Wyrok Sądu Najwyższego z 18-03-1998 r. – I PKN 436/97

TEZA

1. Abstrakcyjny charakter zobowiązania z weksla in blanco nie zwalnia sądu pracy z obowiązku ustalenia, czy i w jakim zakresie pracownik ponosi odpowiedzialność za szkodę powstałą w powierzonym mu mieniu, a w konsekwencji czy wypełnienie weksla jest zgodne z deklaracją wekslową.
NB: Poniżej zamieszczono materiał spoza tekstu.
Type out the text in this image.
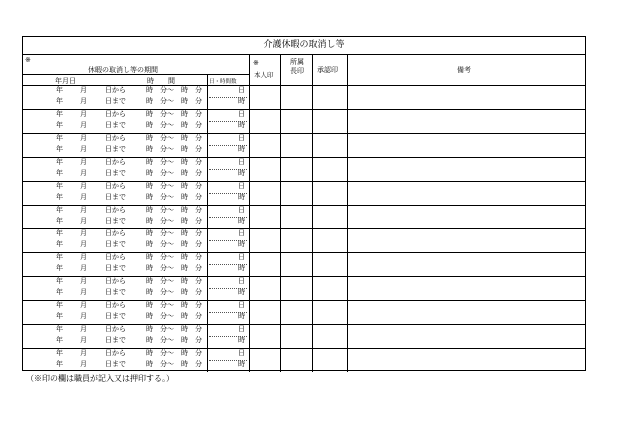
介護休暇の取消し等
※
休暇の取消し等の期間
年月日	時　　間	日・時間数
※
本人印
所属長印 承認印	備考
年 月	日から	時　分〜　時　分	日
年 月	日まで	時　分〜　時　分	時
年 月	日から	時　分〜　時　分	日
年 月	日まで	時　分〜　時　分	時
年 月	日から	時　分〜　時　分	日
年 月	日まで	時　分〜　時　分	時
年 月	日から	時　分〜　時　分	日
年 月	日まで	時　分〜　時　分	時
年 月	日から	時　分〜　時　分	日
年 月	日まで	時　分〜　時　分	時
年 月	日から	時　分〜　時　分	日
年 月	日まで	時　分〜　時　分	時
年 月	日から	時　分〜　時　分	日
年 月	日まで	時　分〜　時　分	時
年 月	日から	時　分〜　時　分	日
年 月	日まで	時　分〜　時　分	時
年 月	日から	時　分〜　時　分	日
年 月	日まで	時　分〜　時　分	時
年 月	日から	時　分〜　時　分	日
年 月	日まで	時　分〜　時　分	時
年 月	日から	時　分〜　時　分	日
年 月	日まで	時　分〜　時　分	時
年 月	日から	時　分〜　時　分	日
年 月	日まで	時　分〜　時　分	時
（※印の欄は職員が記入又は押印する。）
2. W odniesieniu do dłużnika, który cofnął zarzuty przeciwko nakazowi zapłaty sprawę kończy wydanie postanowienia o utrzymaniu wobec niego nakazu zapłaty w mocy (art. 497 § 1 KPC). Brak takiego postanowienia jest równoznaczny z zachowaniem przez cofającego zarzuty pozycji strony procesowej we wszystkich dalszych stadiach postępowania.

SENTENCJA

Sąd Najwyższy, po rozpoznaniu w dniu 18 marca 1998 r. sprawy z powództwa Gminnej Spółdzielni „S.Ch.” w M. przeciwko Janinie D. i Janinie K. o zapłatę, na skutek kasacji pozwanych od wyroku Sądu Wojewódzkiego-Sądu Pracy i Ubezpieczeń Społecznych w Przemyślu z dnia 22 listopada 1996 r. […] uchylił zaskarżony wyrok oraz poprzedzający go wyrok Sądu Rejonowego-Sądu Pracy w Przemyślu z dnia 28 czerwca 1996 r. […], zniósł postępowanie przed Sądami obu instancji i sprawę przekazał Sądowi Rejonowemu w Przemyślu do ponownego rozpoznania.

UZASADNIENIE

Gminna Spółdzielnia „S.Ch.” w M., przedkładając weksel wystawiony przez Janinę D. a poręczony przez Janinę K. i Marię T., wnosiła o wydanie przeciwko pozwanym nakazu zapłaty oraz orzeczenie, by zapłaciły one powodowi solidarnie kwotę 9.892, 12 zł – równowartość niedoboru stwierdzonego w sklepie, w którym wystawczyni weksla była zatrudniona na stanowisku kierowniczki.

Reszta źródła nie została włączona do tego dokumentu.